WASHINGTON July 9, 2014 – Agriculture Secretary Tom Vilsack met with representatives from nutrition organizations today but gave no indication that the Obama administration is willing to ease school lunch requirements.
The roundtable discussion was attended by representatives from 16 organizations, including the School Nutrition Association (SNA), which has requested waivers for some of the standards, and Sam Kass, the executive director of Let’s Move!, first lady Michele Obama’s initiative to fight childhood obesity.

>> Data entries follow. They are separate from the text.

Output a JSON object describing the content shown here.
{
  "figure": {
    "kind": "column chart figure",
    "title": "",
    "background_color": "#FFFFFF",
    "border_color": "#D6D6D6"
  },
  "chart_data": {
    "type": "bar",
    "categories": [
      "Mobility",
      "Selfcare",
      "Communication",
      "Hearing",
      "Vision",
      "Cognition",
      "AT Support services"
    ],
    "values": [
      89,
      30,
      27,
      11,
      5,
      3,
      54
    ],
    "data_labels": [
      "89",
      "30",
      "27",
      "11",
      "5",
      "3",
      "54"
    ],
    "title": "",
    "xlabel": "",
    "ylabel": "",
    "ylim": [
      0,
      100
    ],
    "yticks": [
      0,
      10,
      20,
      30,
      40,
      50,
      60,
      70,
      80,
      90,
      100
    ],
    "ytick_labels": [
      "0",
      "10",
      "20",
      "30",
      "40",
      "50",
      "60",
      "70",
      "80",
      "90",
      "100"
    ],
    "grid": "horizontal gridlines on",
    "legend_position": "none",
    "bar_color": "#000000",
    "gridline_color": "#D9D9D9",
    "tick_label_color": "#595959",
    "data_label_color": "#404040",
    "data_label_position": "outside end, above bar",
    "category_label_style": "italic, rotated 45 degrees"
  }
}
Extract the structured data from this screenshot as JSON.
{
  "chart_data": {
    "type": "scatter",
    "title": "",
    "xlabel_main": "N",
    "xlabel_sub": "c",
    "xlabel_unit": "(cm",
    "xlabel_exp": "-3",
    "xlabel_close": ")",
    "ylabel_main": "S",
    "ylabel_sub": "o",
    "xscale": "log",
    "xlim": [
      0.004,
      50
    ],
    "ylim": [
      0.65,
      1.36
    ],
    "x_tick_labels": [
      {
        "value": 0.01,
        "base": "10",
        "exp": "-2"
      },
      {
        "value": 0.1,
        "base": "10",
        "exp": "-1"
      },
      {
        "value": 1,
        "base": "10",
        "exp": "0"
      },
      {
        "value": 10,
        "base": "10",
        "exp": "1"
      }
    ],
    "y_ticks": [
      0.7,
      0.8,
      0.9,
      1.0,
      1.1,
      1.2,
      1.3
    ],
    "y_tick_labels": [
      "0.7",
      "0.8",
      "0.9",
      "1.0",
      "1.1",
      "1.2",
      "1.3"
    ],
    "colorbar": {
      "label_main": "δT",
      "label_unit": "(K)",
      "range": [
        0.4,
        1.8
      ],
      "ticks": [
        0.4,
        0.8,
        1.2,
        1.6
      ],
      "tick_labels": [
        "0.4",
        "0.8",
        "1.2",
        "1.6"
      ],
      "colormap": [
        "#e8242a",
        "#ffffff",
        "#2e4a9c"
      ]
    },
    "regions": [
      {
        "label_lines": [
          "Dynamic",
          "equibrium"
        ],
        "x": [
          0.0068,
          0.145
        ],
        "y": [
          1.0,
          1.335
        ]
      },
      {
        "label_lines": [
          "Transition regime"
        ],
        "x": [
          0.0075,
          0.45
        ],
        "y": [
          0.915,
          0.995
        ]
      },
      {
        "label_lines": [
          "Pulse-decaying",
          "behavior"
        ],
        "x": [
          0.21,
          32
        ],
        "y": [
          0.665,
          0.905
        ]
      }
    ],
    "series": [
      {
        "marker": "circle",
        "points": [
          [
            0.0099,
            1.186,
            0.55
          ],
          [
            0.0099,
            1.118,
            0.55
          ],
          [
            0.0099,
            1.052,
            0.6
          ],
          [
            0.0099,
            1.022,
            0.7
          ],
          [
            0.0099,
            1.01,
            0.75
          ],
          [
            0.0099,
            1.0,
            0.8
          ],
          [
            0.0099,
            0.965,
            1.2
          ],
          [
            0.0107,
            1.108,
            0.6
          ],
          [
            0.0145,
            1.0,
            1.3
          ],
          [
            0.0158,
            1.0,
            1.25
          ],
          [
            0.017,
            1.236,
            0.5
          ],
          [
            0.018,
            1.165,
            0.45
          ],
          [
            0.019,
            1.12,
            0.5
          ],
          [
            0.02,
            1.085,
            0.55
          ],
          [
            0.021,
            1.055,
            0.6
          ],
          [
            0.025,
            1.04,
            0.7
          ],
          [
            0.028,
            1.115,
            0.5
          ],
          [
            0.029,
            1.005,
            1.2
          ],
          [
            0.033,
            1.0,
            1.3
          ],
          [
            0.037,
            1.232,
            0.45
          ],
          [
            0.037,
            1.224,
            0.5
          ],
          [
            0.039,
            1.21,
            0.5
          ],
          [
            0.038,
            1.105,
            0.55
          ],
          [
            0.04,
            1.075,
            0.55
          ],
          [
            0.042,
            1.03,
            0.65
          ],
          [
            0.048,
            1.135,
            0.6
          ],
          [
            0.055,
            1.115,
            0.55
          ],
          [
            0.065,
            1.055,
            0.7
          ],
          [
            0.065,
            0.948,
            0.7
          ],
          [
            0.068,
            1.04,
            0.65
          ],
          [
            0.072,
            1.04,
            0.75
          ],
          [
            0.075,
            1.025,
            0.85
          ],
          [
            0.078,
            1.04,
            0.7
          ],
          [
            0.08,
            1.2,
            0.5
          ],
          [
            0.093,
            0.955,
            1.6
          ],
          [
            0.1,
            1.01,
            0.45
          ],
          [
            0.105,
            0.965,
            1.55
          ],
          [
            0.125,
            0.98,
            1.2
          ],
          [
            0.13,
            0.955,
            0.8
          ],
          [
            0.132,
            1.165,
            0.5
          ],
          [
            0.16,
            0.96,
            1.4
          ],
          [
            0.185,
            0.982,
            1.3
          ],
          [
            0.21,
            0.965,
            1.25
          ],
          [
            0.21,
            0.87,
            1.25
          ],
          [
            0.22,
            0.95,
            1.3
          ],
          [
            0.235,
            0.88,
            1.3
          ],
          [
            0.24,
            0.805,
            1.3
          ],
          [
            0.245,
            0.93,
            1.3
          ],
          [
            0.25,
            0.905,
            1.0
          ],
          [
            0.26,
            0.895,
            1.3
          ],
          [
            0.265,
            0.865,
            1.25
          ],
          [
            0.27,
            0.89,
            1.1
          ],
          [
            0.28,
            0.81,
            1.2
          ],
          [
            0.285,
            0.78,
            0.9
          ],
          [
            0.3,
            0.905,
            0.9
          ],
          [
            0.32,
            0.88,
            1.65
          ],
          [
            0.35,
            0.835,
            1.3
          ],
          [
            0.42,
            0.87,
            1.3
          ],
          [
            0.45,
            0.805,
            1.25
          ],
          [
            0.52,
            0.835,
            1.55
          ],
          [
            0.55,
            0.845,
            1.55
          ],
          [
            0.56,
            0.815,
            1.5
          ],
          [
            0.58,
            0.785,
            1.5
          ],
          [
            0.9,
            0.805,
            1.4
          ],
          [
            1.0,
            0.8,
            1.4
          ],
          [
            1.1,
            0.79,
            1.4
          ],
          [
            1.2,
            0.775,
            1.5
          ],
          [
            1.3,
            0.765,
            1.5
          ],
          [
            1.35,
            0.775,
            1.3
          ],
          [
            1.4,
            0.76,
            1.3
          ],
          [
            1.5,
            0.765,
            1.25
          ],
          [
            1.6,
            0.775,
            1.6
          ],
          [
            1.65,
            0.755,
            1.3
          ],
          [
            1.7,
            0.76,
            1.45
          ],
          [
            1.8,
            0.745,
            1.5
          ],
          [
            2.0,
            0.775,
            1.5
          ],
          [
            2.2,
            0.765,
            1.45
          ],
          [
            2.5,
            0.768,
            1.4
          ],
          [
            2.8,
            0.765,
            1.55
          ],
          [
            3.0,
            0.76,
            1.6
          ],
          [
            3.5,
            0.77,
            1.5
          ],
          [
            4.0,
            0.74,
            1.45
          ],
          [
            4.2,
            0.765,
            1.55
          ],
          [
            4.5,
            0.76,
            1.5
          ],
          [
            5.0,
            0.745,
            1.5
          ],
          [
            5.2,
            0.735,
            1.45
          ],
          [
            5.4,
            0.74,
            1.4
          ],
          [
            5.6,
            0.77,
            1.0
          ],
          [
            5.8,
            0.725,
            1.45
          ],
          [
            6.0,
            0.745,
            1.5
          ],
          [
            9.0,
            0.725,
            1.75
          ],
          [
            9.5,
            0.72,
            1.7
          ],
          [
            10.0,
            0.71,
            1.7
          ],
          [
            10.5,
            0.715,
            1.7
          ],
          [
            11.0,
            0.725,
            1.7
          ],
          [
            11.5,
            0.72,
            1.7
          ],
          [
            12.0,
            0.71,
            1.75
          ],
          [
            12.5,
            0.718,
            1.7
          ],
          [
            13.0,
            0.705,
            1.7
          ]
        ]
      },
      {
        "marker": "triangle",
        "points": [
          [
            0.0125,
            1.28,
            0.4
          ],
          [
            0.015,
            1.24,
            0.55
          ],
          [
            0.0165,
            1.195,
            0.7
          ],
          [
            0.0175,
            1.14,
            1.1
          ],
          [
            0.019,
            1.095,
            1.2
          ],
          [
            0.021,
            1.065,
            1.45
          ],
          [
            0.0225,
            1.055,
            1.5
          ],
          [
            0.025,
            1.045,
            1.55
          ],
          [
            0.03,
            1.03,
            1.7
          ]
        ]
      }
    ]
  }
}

Kass declined to comment as he left the meeting at USDA headquarters in Washington.
“Today, the U.S. Department of Agriculture continued its ongoing dialogue with those dedicated to improving our children’s health,” Vilsack said in a statement. “USDA will also lead an effort in collaboration with many of the partners assembled today, as well as others, to develop comprehensive technical assistance plans for those schools who need extra help in order to meet the healthy meal standards.”
Vilsack said the USDA will continue to work with schools and offer additional flexibility and resources where needed. There is currently $48 million available to schools for training and technical assistance, he pointed out.
Participants at the meeting gave no indication about any discussion of a controversial provision in the House appropriations bill for USDA. The measure would allow schools that experience a net operating loss on meals for at least six months beginning in July 2013 to seek a one-year waiver from certain nutrition requirements under the Healthy, Hunger-Free Kids Act. A Senate bill has no such provision.
Under nutritional standards introduced in 2012, schools have to offer more whole grains, fruits and vegetables and limit calories of unhealthy fats in school meals. As of July 1, schools have to meet new limits on sodium, whole grain requirements and double the amount of fruits and vegetables offered at breakfast. Students are also supposed to take at least a half a cup of produce with every meal.
“We remain hopeful that today’s meeting will redirect the conversation to finding solutions to the challenges that school meal programs across the country are facing,” SNA Chief Executive Patti Montague said in a statement after the meeting. The group had requested a meeting with Mrs. Obama.
Margo Wootan, director of nutrition policy at the Center for Science in the Public Interest, also attended today’s meeting. She said Vilsack proposed to create a task force to deal with school lunch issues. The program would mimic a department Strike Force that addresses rural poverty.
Wootan said the group is looking at advertisement campaigns that would encourage children and parents to participate in the school lunch program. She said many parents have a negative image of school lunch but the meals are no longer “gross.” She said the step is for nutrition groups to meet again to talk about specific issues.
“While we continue to support the goals of the Healthy, Hunger-Free Kids Act, our schools need help,” said Wendy Weyer, director of nutrition services for the Seattle public schools, who attended the meeting. “Today’s discussion was a step in the right direction, recognizing there is more work to be done to make implementation of national nutrition standards successful.”